COVID-19 and an exercise on frugality & upcycling.

Venkatesh
4 min readMay 7, 2020
Frugal — simple and plain and costing little.

In this dark time of the pandemic outbreak, everyone has got a learning opportunity. I’m not implying the likes of Linkedin posts and Instagram stories asking people to come out of the outbreak with a new skill but rather the idea of getting a new perspective of life and people around us. Many of us have a new-found appreciation for healthcare & essential workers and simple comforts we took for granted. I’m sharing my experience of how I overcame a situation using the age-old method called “jugaad” in India (read as frugal innovation).

I was invited to be a part of a white-board session as a fill-in for another student who was scheduled to take part in it. I was informed about 30 mins prior to the session that a slot was available if I was interested but I had to use a white-board for the activity, as the name of the session goes. For those of you who are not familiar with the concept of a white-board session, it is where you externalize your thought process of approaching and solving a problem using a marker & white-board. So this was the situation I was in, being informed 30mins before a white-board session through an email while I was attending a class and not having a white-board.

I live in an off-campus student housing with no means to acquire a white-board within the time-frame given. As an ex-Amazon employee, I was quite familiar with the concept of “frugality” which is one of its leadership principles. It is valued with such importance that there is an award and story behind it called “the door desk”. The story goes like this, during the early days of Amazon there was a need for desks but due to the cost-ineffectiveness of the desks available, Bezos decided to buy doors that were way cheaper and decide to put legs to it, thus the name “door desk”. The idea behind it was to come up with cheap functioning alternatives that does the job.

I think it (door-desk) represents ingenuity, creativity and peculiarity, and the willingness to go your own path.

As said by Nico Lovejoy, an early Amazon employee about the door desk.
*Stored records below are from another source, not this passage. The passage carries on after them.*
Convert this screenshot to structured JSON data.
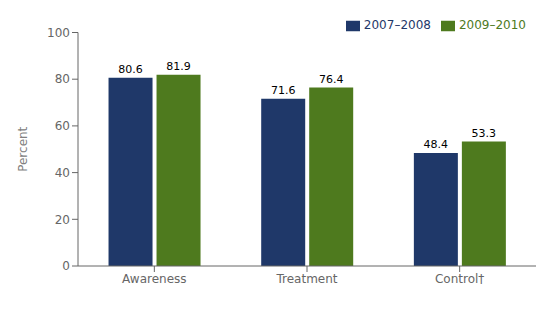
{
  "chart_data": {
    "type": "bar",
    "categories": [
      "Awareness",
      "Treatment",
      "Control†"
    ],
    "series": [
      {
        "name": "2007–2008",
        "color": "#1f3869",
        "values": [
          80.6,
          71.6,
          48.4
        ]
      },
      {
        "name": "2009–2010",
        "color": "#4e7a1e",
        "values": [
          81.9,
          76.4,
          53.3
        ]
      }
    ],
    "ylabel": "Percent",
    "ylim": [
      0,
      100
    ],
    "yticks": [
      0,
      20,
      40,
      60,
      80,
      100
    ],
    "grid": false,
    "legend": "upper right",
    "data_labels": true
  }
}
Brown bag from grocery deliveries

Coming back to my story, first I thought of an elaborate camera setup which would allow me to use A4 sheet on my desk instead of white-board, not a very effective idea provided the time constraint. Next, I came up with something I thought was brilliant. I thought of sticking A4 sheets to my wall but it would have too much tape running between them which might make it impossible to write on. This is when I remembered the brown-paper bags from my Amazon deliveries (see the connection?) which were stacked in my balcony. I quickly cut it up and stuck it to my wall. I joined the session a couple of minutes late but I didn’t have to make any additional camera set up to use the paper-bag board. The session went well but unfortunately, the people in the video call were not able to see the black sharpie on the brown bag. Since I was thinking out loud while I scribbling on the makeshift board people were able to follow the idea I presented.

brown bag board setup

At the end of my session, I took a snap of it and instantly shared using Google photos (thanks to instant cloud backup). One might argue that I could have used one of the multiple product/service offerings that tackles this problem, but finding an apt service, signing-up, and learning it within the short span of time might have been difficult. Maybe a lesson for the future, use online collaborative tools more often. Also, I might have missed the opportunity to tell a decent story had I done that.

Many people today including me, often throw away stuff that can be upcycled before sending it to recycling or trash. I think this also taught me to think about sustainable practices we can adopt, now that we have a ton of free time.

Thanks for reading my first medium article/story.